Imperial Culture and the Church

The Imperial church was the backbone of the Holy Empire that governed the world, and the various dynasties of semi-divine God emperors who ruled it for more than two millennia. Justice was primarily under the authority of the church (along with education). The religion is polytheistic, with over a thousand named deities (every human settlement has a patron God or goddess, and every significant city is a center of cult power represented by a holy ziggurat). There are seven to nine Anunnaki who are the most significant of the Imperial pantheon, these are the judges who determine your fate in the underworld when you die. Clerics aren’t priests of specific deities; they are priests of the Anunnaki.
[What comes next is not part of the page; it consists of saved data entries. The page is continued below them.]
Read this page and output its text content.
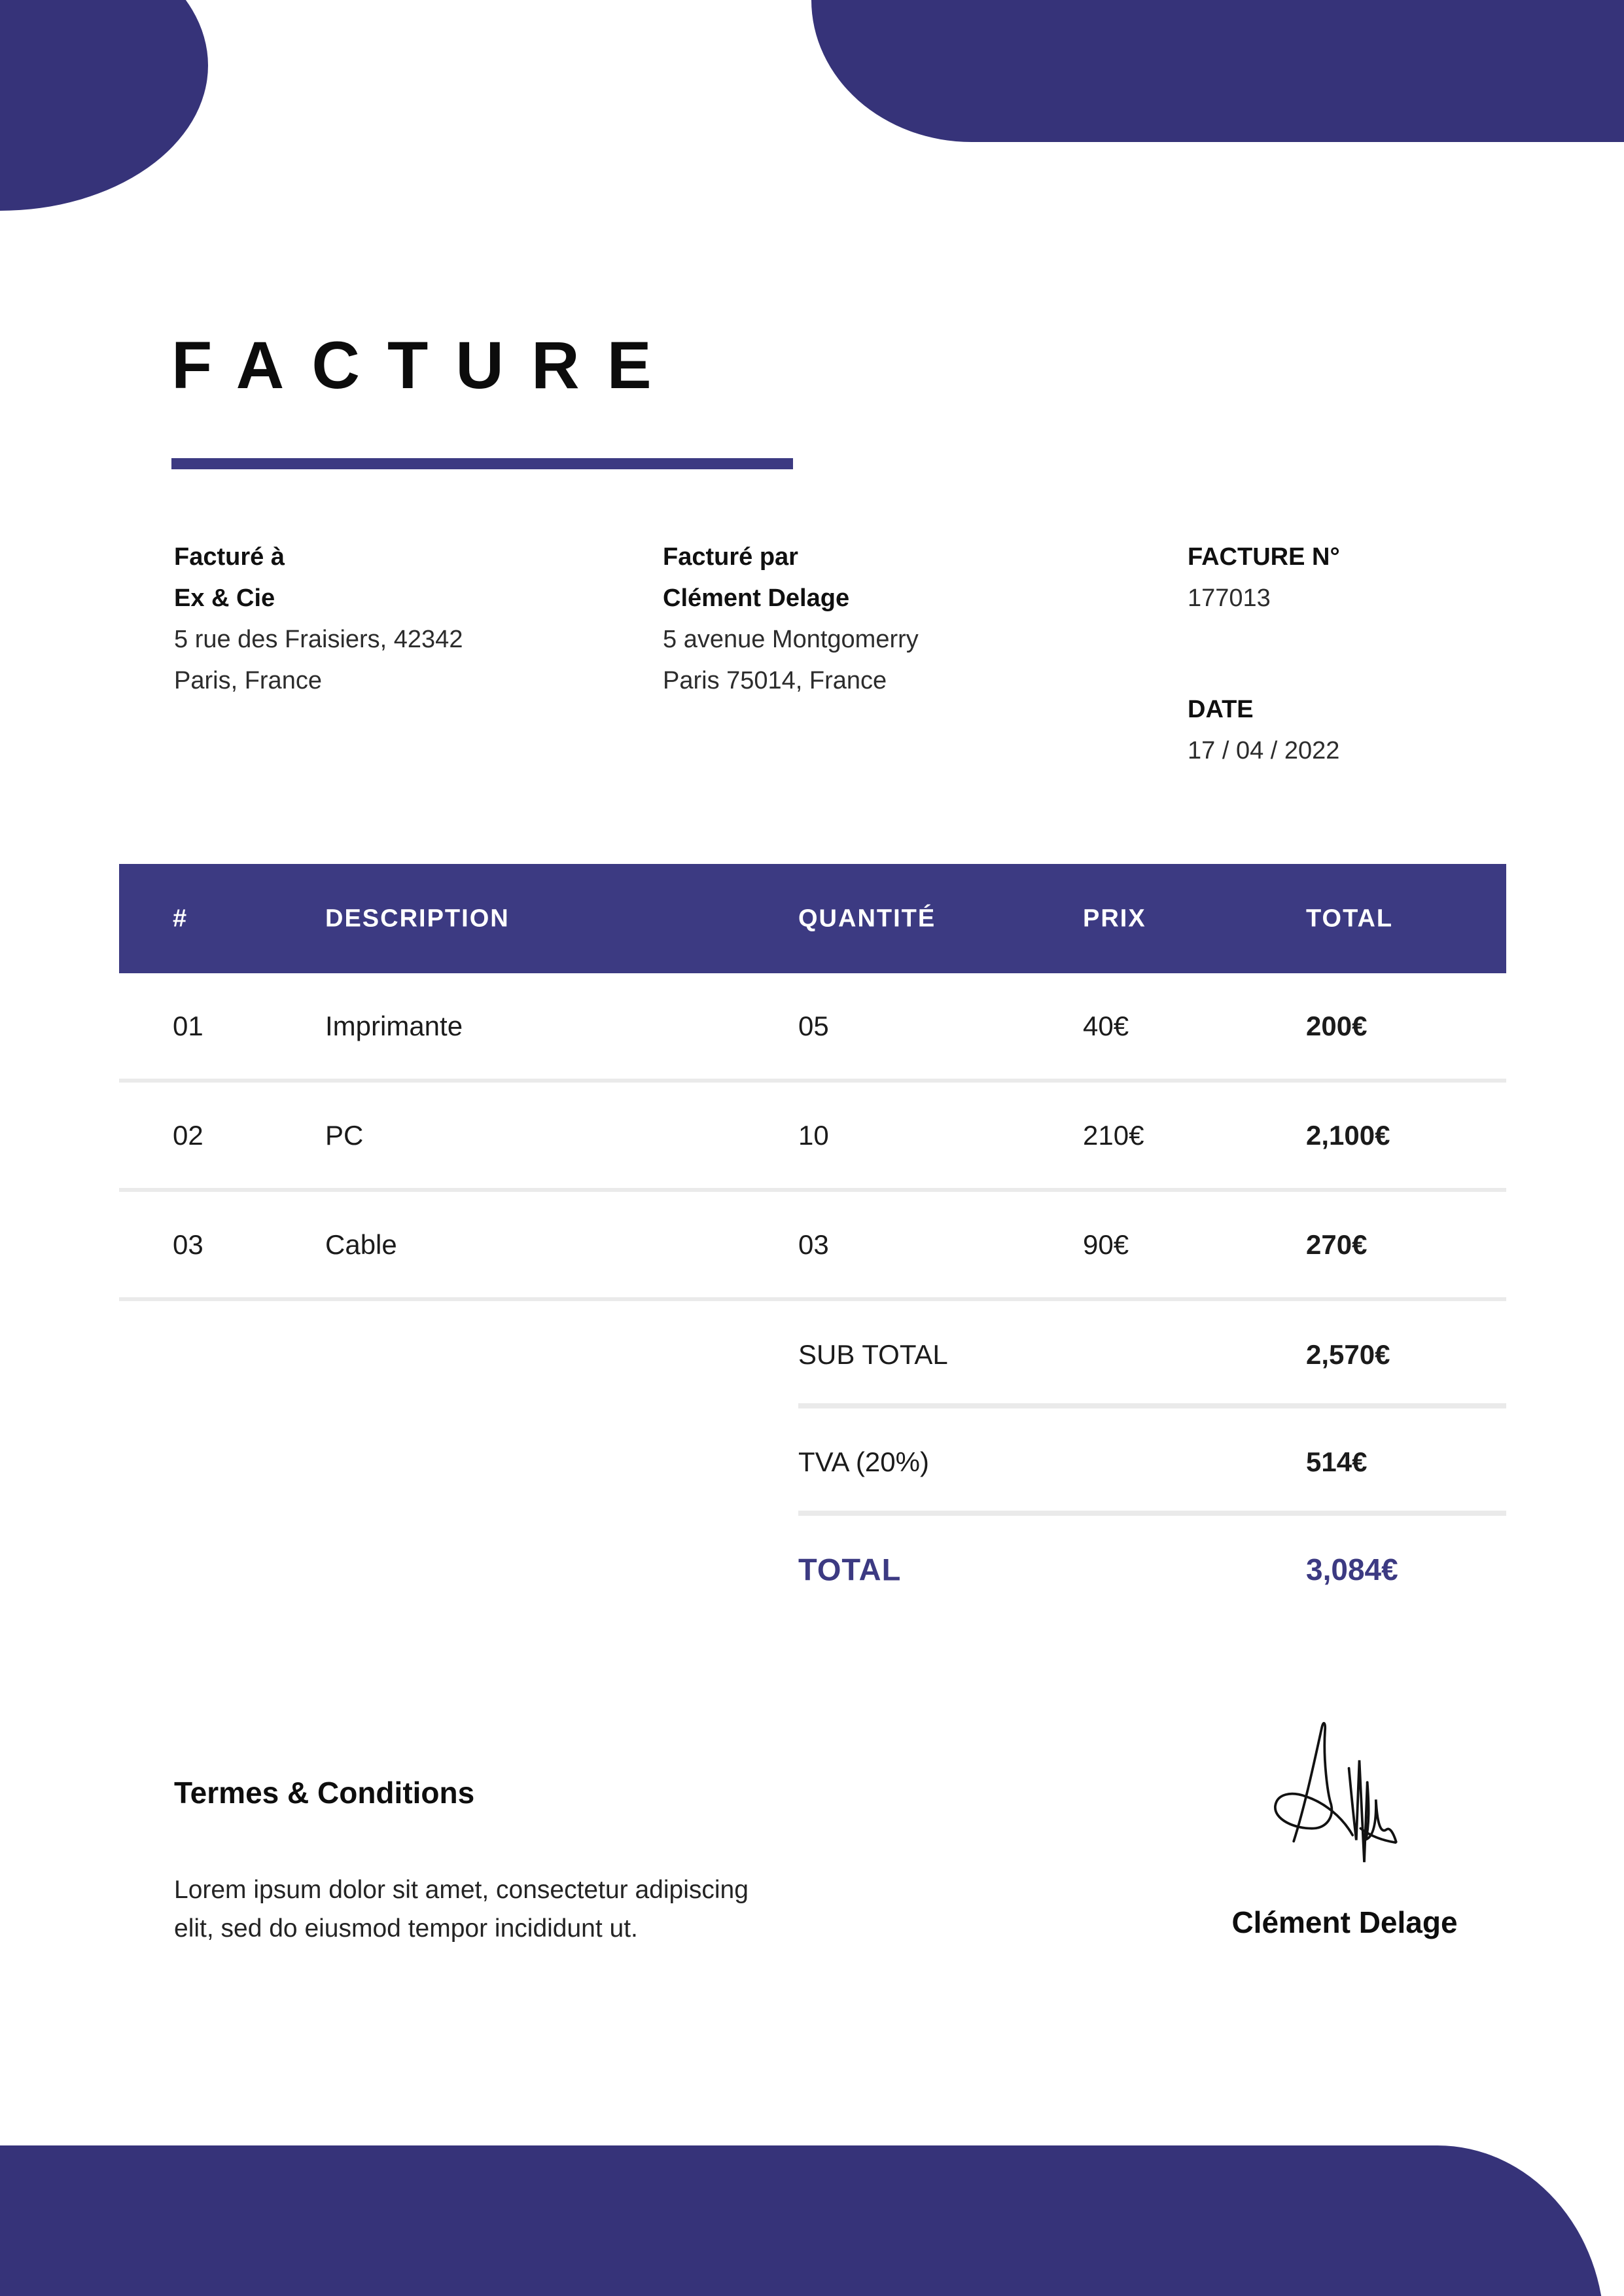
FACTURE
Facturé à
Ex & Cie
5 rue des Fraisiers, 42342
Paris, France
Facturé par
Clément Delage
5 avenue Montgomerry
Paris 75014, France
FACTURE N°
177013
DATE
17 / 04 / 2022
#	DESCRIPTION	QUANTITÉ	PRIX	TOTAL
01	Imprimante	05	40€	200€
02	PC	10	210€	2,100€
03	Cable	03	90€	270€
SUB TOTAL	2,570€
TVA (20%)	514€
TOTAL	3,084€
Termes & Conditions

Lorem ipsum dolor sit amet, consectetur adipiscing elit, sed do eiusmod tempor incididunt ut.	Clément Delage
Paladins, however, are dedicated to one of two specific deities among the Anunnaki.

The Holy Empire fell within the lifetime of its oldest remaining citizens, at the spears of the Chaos Hordes of Attila (including the continental forces of the Saexa cavalry). That was the terrestrial authority of the god-king, though. Imperial legions, imperial trade, imperial taxes, imperial governors.

The Imperial church, with its shrines, temples, and basilica still remains in the furthest flung colonies of the Empire (in places such as Albion) however. And where they retain spiritual authority, they maintain a tight grip on the administration of justice. And education.

The church itself has an alignment “of Law”, which for the most part is synonymous with the Lawful alignment among the races of mankind.

Religious practice venerates the Anunnaki specifically, the local patron deity exceptionally, the Mesopotamian pantheon generally, the spirits of the departed from local families (who can afford the keep up the tithe) opportunistically, and the purity of the four elements fundamentally (with a persistent but unspoken bias towards fire).